Kosovo's poisoned generation
Kosovo Roma, expelled from their homes by ethnic Albanian extremists, are facing Europe's worst ever lead poisoning.
(Nick Thorpe, BBC) Wednesday, January 14, 2009
A small child is sweeping the yard outside her home - anywhere else the scene would be touching - but here in the Cesmin Lug refugee camp in northern Kosovo, it is tragic.
The children are sick with lead poisoning.
The camps were built close to the Trepca lead mine and smelting works.
The factory was closed by order of the UN administration in Kosovo, in 2000. But the slag heaps were never cleaned up.
The lead blackens the children's teeth, blanks out their memory, and stunts their growth.
The children swing between bursts of nervous hyperactivity, and something like a coma.
Some have epileptic fits.
"Every child conceived in these camps will be born with irreversible brain damage," says Paul Polanski, a US human rights activist based in Nis, Serbia.
"Everyone talks about resettlement, but that's not the problem, the problem is medical treatment."
Dangerous levels
Mr Polanski claims 77 people have died in Cesmin Lug and another nearby town, Osterode, mainly through complications from lead poisoning.
The local UN administration in Mitrovica sees him as a trouble maker.
Lead in the blood is measured in micrograms per decilitre.
"This is the worst ever lead poisoning that we know of in Europe," said Dorit Nitzan, head of the World Health Organization (WHO) regional office in Belgrade.
"We are talking in the tens - 40-50 mg/dl, more than a 100 in the blood... really high levels."
In 2004, the WHO recommended the evacuation of Cesmin Lug, and two more Roma camps at Kablare and Zitkovac.
All had been set up by the UNHCR in 1999 as a temporary measure, when the Roma Mahalla, on the southern shore of the Ibar River, was burnt down by Albanians in the dying days of the conflict over Kosovo.
In 2006, Kablare and Zitkovac were closed down, and the Roma from there moved to Osterode, a former French army base.
It was polluted by lead too, but after the topsoil was removed and concrete put down, the WHO classified it as "safer" than before, and about 600 Roma, including some from Cesmin Lug, moved in.
Some children began medical treatment, known as "chelation" - to clear the lead from the blood - sponsored by the WHO.
But the success of the treatment assumes that the children have been removed from the source of the pollution - that assumption remains a source of controversy today.
Who is responsible?
In Cesmin Lug, children go barefoot, even in winter, on the polluted earth.
In Osterode there is concrete, running water, and indoor toilets, but still the wind blows the deadly dust through the air.
In May 2008, the UNHCR handed responsibility for the camps to Kosovo.
"It was quite a shock," says Sasa Risic, the minister for communities and returns.
"We were told to solve, immediately, a problem which the UN had not been able to solve for nine years."
The UNHCR turned down our request for an interview, on the grounds that administration of the camps belonged to the UN Mission in Kosovo, Unmik.
"The main culprit is always Unmik, or the UN, but it's not true," said Gyorgy Kakuk, outgoing spokesman of Unmik in northern Mitrovica.
So what can Unmik fairly be blamed for?

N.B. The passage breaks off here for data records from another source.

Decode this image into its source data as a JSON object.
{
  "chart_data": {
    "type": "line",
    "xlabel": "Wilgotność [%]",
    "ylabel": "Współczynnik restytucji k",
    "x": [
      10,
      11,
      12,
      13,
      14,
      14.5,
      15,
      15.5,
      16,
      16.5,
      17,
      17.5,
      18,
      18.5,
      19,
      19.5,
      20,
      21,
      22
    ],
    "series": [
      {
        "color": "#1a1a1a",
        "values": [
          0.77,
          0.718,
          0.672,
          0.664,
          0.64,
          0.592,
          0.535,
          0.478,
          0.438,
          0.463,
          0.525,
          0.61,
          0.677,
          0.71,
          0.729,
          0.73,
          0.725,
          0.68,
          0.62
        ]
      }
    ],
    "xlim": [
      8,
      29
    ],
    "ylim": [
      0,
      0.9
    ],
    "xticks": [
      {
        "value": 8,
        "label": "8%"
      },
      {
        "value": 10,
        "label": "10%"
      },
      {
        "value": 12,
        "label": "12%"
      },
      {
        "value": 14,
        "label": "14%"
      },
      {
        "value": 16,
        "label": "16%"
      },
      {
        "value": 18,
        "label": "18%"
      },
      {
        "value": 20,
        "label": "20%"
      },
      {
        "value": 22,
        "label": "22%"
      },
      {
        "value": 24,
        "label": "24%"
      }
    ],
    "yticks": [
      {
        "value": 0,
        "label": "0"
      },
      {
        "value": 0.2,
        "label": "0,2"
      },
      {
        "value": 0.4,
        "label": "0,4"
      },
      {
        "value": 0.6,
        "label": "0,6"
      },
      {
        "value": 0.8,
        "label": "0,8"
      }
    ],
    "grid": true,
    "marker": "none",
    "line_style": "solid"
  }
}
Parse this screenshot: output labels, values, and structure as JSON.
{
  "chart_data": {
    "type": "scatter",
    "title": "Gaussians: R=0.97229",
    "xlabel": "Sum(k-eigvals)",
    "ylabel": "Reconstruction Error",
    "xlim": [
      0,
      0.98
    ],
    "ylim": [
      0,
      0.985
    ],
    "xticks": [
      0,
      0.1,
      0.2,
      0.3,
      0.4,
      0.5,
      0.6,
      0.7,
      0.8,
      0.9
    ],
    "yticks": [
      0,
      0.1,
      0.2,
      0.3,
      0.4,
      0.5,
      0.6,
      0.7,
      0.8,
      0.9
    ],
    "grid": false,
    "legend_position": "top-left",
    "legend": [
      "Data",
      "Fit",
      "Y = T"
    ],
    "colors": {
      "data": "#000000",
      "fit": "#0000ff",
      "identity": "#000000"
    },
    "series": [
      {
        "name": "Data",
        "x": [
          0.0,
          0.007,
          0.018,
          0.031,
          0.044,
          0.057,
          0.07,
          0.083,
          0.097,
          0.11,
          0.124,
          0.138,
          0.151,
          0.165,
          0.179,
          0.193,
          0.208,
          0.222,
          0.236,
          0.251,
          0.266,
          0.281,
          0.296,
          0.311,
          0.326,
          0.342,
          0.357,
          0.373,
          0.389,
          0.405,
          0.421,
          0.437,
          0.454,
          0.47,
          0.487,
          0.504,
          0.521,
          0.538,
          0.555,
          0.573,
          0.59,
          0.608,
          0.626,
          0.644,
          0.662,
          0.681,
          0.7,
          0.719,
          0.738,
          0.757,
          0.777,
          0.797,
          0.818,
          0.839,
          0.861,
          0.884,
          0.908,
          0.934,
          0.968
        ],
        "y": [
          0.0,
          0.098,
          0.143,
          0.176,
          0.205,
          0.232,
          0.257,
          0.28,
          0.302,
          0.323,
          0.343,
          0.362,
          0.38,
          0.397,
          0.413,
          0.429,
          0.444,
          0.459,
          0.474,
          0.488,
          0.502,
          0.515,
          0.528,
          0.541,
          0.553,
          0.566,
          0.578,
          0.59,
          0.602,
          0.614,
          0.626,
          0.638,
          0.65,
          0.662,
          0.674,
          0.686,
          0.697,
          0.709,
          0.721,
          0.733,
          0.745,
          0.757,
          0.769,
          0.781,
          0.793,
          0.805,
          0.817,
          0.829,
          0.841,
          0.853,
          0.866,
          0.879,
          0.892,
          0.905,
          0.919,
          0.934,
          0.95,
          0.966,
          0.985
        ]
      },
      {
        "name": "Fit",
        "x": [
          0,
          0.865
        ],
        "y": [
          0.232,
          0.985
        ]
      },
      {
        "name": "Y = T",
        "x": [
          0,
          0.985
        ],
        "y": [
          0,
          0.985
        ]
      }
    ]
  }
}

I asked.
"Our responsibility over the years," he replies carefully, "lies in the fact that we were not tough enough, in bringing those people back, from the beginning."
"We always withdrew when we faced resistance."
Resistance came from two sources.
One was the local council in Albanian-run southern Mitrovica, which delayed the rebuilding of the Roma Mahalla, where the gypsies lived before 1999; the other was the Roma in the camps themselves.
Today, the rebuilding of Roma Mahalla in southern Mitrovica, funded by the Dutch and Norwegian governments, is proceeding slowly.
In Phase 1, some 400 Roma returned, but Phase 2 has not yet started.
The US government has also launched a new project to re-house 50 families from Cesmin Lug - but there are complications.
Some Roma at Cesmin Lug told me they were afraid to leave the Serb-controlled north, for the Albanian-majority south, because they feared they would lose their welfare payments - which were still paid by Belgrade.
Others said they would not feel safe living among Albanians again, after what happened in 1999.
Later this month, the WHO will make their next fact-finding visit to the camps.
As a wintry sun sets over the slag heaps, the children sing a nursery rhyme some say dates back to the time of the Great Plague in England.
"Ring a-ring o'roses, a pocket full of posies. A-tishoo! A-tishoo! We all fall down."